Question

A taxi driver noted reading on the odometer fitted in the vehicle as 1052 km when he started the journey. After a 30 minutes drive, he noted that the odometer reading was 1088 km. What is the average speed of the taxi?
A. \[20\,m{s^{ - 1}}\]
B. \[25\,m{s^{ - 1}}\]
C. \[30\,m{s^{ - 1}}\]
D. \[40\,m{s^{ - 1}}\]

Answer 1

Hint: Use the formula for average velocity of the particle.
Convert the units of distance and time in S.I. unit.
\[{v_{avg}} = \dfrac{{{x_2} - {x_1}}}{{\Delta t}}\]
Here, \[{x_2}\] is the final position of the particle, \[{x_1}\] is the initial position of the particle and \[\Delta t\] is the time taken by the particle for the journey.

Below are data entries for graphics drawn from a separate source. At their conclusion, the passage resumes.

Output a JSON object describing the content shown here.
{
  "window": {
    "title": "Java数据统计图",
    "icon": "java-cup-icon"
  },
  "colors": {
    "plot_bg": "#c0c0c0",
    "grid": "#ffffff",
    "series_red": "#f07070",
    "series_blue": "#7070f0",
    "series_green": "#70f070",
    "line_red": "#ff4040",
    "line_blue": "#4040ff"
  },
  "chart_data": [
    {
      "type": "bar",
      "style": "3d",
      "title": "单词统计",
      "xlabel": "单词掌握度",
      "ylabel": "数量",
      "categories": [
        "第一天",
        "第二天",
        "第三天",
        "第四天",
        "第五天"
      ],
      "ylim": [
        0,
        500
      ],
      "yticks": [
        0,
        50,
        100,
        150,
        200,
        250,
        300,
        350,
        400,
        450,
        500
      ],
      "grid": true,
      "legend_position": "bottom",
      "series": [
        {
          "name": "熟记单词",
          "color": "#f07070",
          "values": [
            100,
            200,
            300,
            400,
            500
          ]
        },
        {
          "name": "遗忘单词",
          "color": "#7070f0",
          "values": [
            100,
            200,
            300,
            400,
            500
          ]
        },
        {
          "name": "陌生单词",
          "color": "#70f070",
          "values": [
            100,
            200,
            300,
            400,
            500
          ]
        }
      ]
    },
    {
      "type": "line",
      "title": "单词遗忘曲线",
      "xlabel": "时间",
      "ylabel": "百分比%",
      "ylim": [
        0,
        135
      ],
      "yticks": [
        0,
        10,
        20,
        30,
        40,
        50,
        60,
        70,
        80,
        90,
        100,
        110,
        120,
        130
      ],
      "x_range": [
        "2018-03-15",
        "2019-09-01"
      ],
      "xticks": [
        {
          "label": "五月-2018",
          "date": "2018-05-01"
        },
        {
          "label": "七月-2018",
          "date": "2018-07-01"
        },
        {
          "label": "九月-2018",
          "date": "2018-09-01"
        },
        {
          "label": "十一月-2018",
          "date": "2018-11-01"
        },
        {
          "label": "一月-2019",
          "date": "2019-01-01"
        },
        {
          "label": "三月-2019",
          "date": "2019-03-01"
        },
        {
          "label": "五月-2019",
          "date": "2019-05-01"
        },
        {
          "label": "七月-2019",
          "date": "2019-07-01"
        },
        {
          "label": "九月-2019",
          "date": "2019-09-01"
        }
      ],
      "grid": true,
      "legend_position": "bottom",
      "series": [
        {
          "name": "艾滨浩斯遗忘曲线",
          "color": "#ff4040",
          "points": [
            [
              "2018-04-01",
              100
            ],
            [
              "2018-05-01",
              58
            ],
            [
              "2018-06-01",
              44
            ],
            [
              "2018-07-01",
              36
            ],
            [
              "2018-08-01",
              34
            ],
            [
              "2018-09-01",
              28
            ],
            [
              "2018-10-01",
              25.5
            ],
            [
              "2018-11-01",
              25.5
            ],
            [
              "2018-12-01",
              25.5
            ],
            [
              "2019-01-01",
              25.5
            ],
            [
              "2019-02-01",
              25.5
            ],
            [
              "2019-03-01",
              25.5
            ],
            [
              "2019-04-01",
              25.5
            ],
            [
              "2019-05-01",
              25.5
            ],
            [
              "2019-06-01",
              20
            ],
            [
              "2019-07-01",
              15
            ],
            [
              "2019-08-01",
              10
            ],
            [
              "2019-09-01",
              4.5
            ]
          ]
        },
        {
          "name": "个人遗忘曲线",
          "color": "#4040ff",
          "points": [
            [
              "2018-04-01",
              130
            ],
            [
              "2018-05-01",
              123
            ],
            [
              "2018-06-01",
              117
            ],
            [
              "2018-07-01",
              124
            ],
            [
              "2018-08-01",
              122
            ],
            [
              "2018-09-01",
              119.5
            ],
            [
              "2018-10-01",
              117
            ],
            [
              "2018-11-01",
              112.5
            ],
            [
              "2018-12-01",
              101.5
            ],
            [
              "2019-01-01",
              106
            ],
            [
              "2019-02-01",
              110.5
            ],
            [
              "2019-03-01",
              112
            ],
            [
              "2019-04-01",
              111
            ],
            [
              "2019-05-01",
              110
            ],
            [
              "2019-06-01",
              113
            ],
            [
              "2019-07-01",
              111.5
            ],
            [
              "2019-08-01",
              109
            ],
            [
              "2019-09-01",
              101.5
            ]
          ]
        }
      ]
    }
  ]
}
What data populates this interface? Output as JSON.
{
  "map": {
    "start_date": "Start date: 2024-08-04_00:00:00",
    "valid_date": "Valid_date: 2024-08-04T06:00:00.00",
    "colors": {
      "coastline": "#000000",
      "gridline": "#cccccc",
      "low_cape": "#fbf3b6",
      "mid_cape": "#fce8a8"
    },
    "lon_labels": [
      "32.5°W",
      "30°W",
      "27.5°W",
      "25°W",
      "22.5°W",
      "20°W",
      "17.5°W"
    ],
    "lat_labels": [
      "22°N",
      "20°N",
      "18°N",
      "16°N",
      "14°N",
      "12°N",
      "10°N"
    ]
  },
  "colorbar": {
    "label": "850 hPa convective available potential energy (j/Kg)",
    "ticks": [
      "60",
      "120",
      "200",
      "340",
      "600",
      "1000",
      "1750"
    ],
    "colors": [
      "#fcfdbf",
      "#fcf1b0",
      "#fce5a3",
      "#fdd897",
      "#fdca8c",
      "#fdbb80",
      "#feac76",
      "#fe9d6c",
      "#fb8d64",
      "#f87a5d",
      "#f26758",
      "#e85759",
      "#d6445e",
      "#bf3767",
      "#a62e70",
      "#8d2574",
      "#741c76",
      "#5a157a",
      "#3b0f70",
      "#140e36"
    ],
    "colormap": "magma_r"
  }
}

Complete step by step answer:
We know, the average speed of the taxi is,
\[{v_{avg}} = \dfrac{{{x_2} - {x_1}}}{{\Delta t}}\]
Here, \[{x_2}\] is the final position of the taxi, \[{x_1}\] is the initial position of the taxi and \[\Delta t\] is the time taken by the taxi for the journey.
Substitute 1088 km for \[{x_2}\], 1052 km for \[{x_1}\] and 30 min for \[\Delta t\] in the above equation.
\[{v_{avg}} = \dfrac{{1088\,km - 1052\,km}}{{\left( {30\,\min } \right)\left( {\dfrac{{60\,\operatorname{s} }}{{1\,\min }}} \right)}}\]
\[ \Rightarrow {v_{avg}} = \dfrac{{\left( {36\,km} \right)\left( {\dfrac{{1000\,m}}{{1\,km}}} \right)}}{{1800\,\operatorname{s} }}\]
\[ \Rightarrow {v_{avg}} = \dfrac{{36000\,m}}{{1800\,\operatorname{s} }}\]
\[\therefore {v_{avg}} = 20\,m{s^{ - 1}}\]

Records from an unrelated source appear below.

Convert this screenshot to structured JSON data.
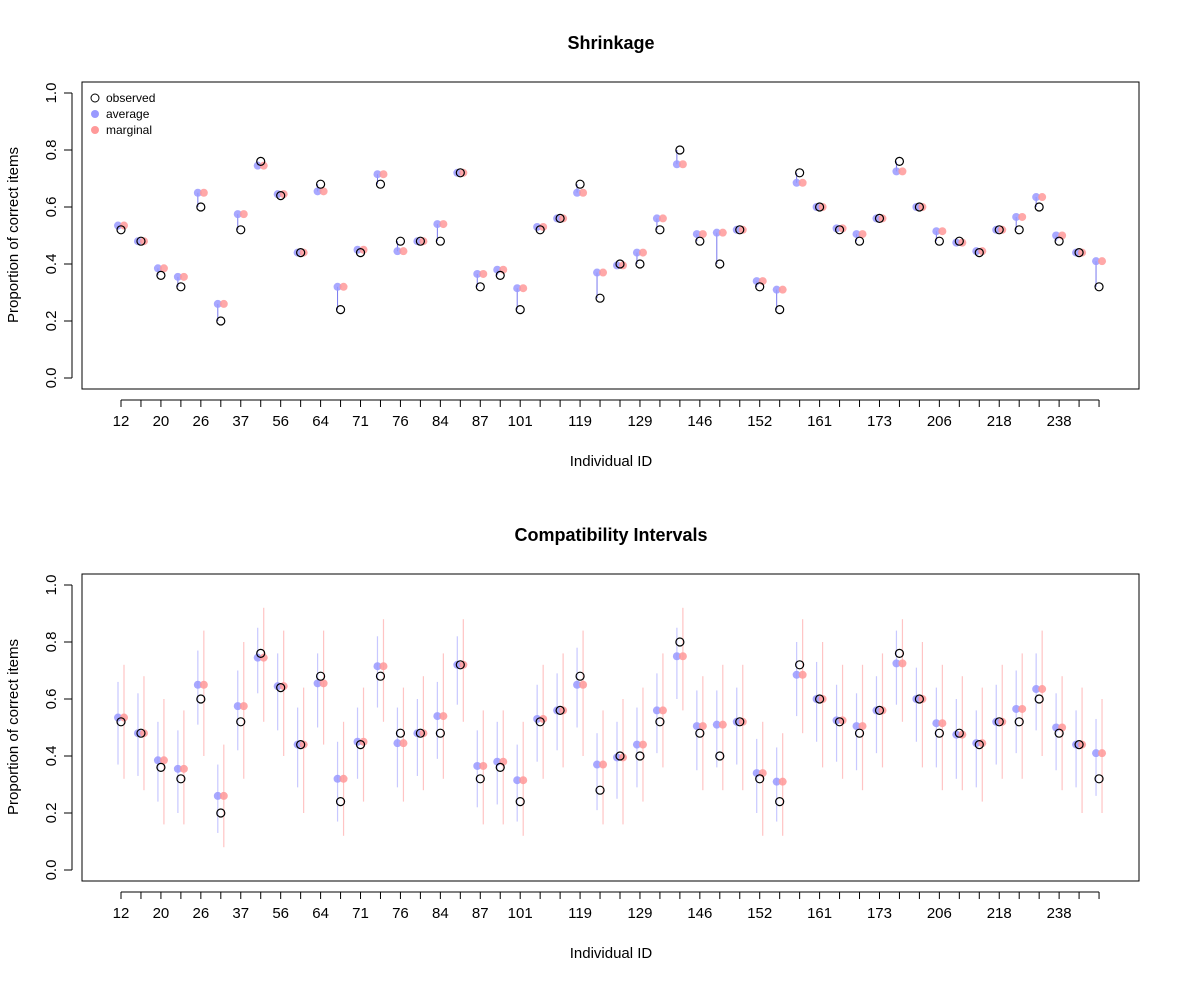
{
  "chart_data": [
    {
      "type": "scatter",
      "title": "Shrinkage",
      "xlabel": "Individual ID",
      "ylabel": "Proportion of correct items",
      "ylim": [
        0,
        1
      ],
      "yticks": [
        "0.0",
        "0.2",
        "0.4",
        "0.6",
        "0.8",
        "1.0"
      ],
      "show_intervals": false,
      "legend": {
        "placement": "top-left",
        "entries": [
          {
            "label": "observed",
            "marker": "open-circle",
            "color": "#000000"
          },
          {
            "label": "average",
            "marker": "filled-circle",
            "color": "#9999FF"
          },
          {
            "label": "marginal",
            "marker": "filled-circle",
            "color": "#FF9999"
          }
        ]
      }
    },
    {
      "type": "scatter",
      "title": "Compatibility Intervals",
      "xlabel": "Individual ID",
      "ylabel": "Proportion of correct items",
      "ylim": [
        0,
        1
      ],
      "yticks": [
        "0.0",
        "0.2",
        "0.4",
        "0.6",
        "0.8",
        "1.0"
      ],
      "show_intervals": true
    }
  ],
  "individuals": {
    "x_tick_labels": [
      "12",
      "",
      "20",
      "",
      "26",
      "",
      "37",
      "",
      "56",
      "",
      "64",
      "",
      "71",
      "",
      "76",
      "",
      "84",
      "",
      "87",
      "",
      "101",
      "",
      "",
      "119",
      "",
      "",
      "129",
      "",
      "",
      "146",
      "",
      "",
      "152",
      "",
      "",
      "161",
      "",
      "",
      "173",
      "",
      "",
      "206",
      "",
      "",
      "218",
      "",
      "",
      "238",
      "",
      ""
    ],
    "observed": [
      0.52,
      0.48,
      0.36,
      0.32,
      0.6,
      0.2,
      0.52,
      0.76,
      0.64,
      0.44,
      0.68,
      0.24,
      0.44,
      0.68,
      0.48,
      0.48,
      0.48,
      0.72,
      0.32,
      0.36,
      0.24,
      0.52,
      0.56,
      0.68,
      0.28,
      0.4,
      0.4,
      0.52,
      0.8,
      0.48,
      0.4,
      0.52,
      0.32,
      0.24,
      0.72,
      0.6,
      0.52,
      0.48,
      0.56,
      0.76,
      0.6,
      0.48,
      0.48,
      0.44,
      0.52,
      0.52,
      0.6,
      0.48,
      0.44,
      0.32
    ],
    "average": [
      0.535,
      0.48,
      0.385,
      0.355,
      0.65,
      0.26,
      0.575,
      0.745,
      0.645,
      0.44,
      0.655,
      0.32,
      0.45,
      0.715,
      0.445,
      0.48,
      0.54,
      0.72,
      0.365,
      0.38,
      0.315,
      0.53,
      0.56,
      0.65,
      0.37,
      0.395,
      0.44,
      0.56,
      0.75,
      0.505,
      0.51,
      0.52,
      0.34,
      0.31,
      0.685,
      0.6,
      0.525,
      0.505,
      0.56,
      0.725,
      0.6,
      0.515,
      0.475,
      0.445,
      0.52,
      0.565,
      0.635,
      0.5,
      0.44,
      0.41
    ],
    "marginal": [
      0.535,
      0.48,
      0.385,
      0.355,
      0.65,
      0.26,
      0.575,
      0.745,
      0.645,
      0.44,
      0.655,
      0.32,
      0.45,
      0.715,
      0.445,
      0.48,
      0.54,
      0.72,
      0.365,
      0.38,
      0.315,
      0.53,
      0.56,
      0.65,
      0.37,
      0.395,
      0.44,
      0.56,
      0.75,
      0.505,
      0.51,
      0.52,
      0.34,
      0.31,
      0.685,
      0.6,
      0.525,
      0.505,
      0.56,
      0.725,
      0.6,
      0.515,
      0.475,
      0.445,
      0.52,
      0.565,
      0.635,
      0.5,
      0.44,
      0.41
    ],
    "average_ci_low": [
      0.37,
      0.33,
      0.24,
      0.2,
      0.51,
      0.13,
      0.42,
      0.62,
      0.49,
      0.29,
      0.5,
      0.17,
      0.32,
      0.57,
      0.29,
      0.33,
      0.39,
      0.58,
      0.22,
      0.23,
      0.17,
      0.38,
      0.42,
      0.5,
      0.21,
      0.25,
      0.29,
      0.41,
      0.6,
      0.35,
      0.36,
      0.37,
      0.2,
      0.17,
      0.54,
      0.45,
      0.38,
      0.35,
      0.41,
      0.58,
      0.45,
      0.36,
      0.32,
      0.29,
      0.37,
      0.41,
      0.49,
      0.35,
      0.29,
      0.26
    ],
    "average_ci_high": [
      0.66,
      0.62,
      0.52,
      0.49,
      0.77,
      0.37,
      0.7,
      0.85,
      0.76,
      0.57,
      0.76,
      0.45,
      0.57,
      0.82,
      0.57,
      0.6,
      0.66,
      0.82,
      0.49,
      0.52,
      0.44,
      0.65,
      0.69,
      0.78,
      0.48,
      0.52,
      0.57,
      0.69,
      0.85,
      0.63,
      0.63,
      0.64,
      0.46,
      0.43,
      0.8,
      0.73,
      0.65,
      0.62,
      0.68,
      0.84,
      0.71,
      0.64,
      0.6,
      0.56,
      0.65,
      0.7,
      0.76,
      0.62,
      0.56,
      0.53
    ],
    "marginal_ci_low": [
      0.32,
      0.28,
      0.16,
      0.16,
      0.4,
      0.08,
      0.32,
      0.52,
      0.4,
      0.2,
      0.44,
      0.12,
      0.24,
      0.52,
      0.24,
      0.28,
      0.32,
      0.52,
      0.16,
      0.16,
      0.12,
      0.32,
      0.36,
      0.4,
      0.16,
      0.16,
      0.24,
      0.36,
      0.56,
      0.28,
      0.28,
      0.28,
      0.12,
      0.12,
      0.48,
      0.36,
      0.32,
      0.28,
      0.36,
      0.52,
      0.36,
      0.28,
      0.28,
      0.24,
      0.32,
      0.32,
      0.4,
      0.28,
      0.2,
      0.2
    ],
    "marginal_ci_high": [
      0.72,
      0.68,
      0.6,
      0.56,
      0.84,
      0.44,
      0.8,
      0.92,
      0.84,
      0.64,
      0.84,
      0.52,
      0.64,
      0.88,
      0.64,
      0.68,
      0.76,
      0.88,
      0.56,
      0.56,
      0.52,
      0.72,
      0.76,
      0.84,
      0.56,
      0.6,
      0.64,
      0.76,
      0.92,
      0.68,
      0.72,
      0.72,
      0.52,
      0.48,
      0.88,
      0.8,
      0.72,
      0.72,
      0.76,
      0.88,
      0.8,
      0.72,
      0.68,
      0.64,
      0.72,
      0.76,
      0.84,
      0.68,
      0.64,
      0.6
    ]
  },
  "colors": {
    "observed": "#000000",
    "average": "#9999FF",
    "marginal": "#FF9999",
    "average_interval": "#C8C8FF",
    "marginal_interval": "#FFC4C4",
    "shrink_segment": "#7777EE"
  }
}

So, the correct answer is “Option A”.

Additional Information:
The difference between average velocity and instantaneous velocity of the body is the instantaneous velocity is the speed of particle at certain instant of time and the average velocity is the average of velocity in the whole journey of the particle.

Note:
In the given question, the unit of displacement is given in kilometers and the unit of time is given in minutes.
Therefore, convert all the units in S.I. units.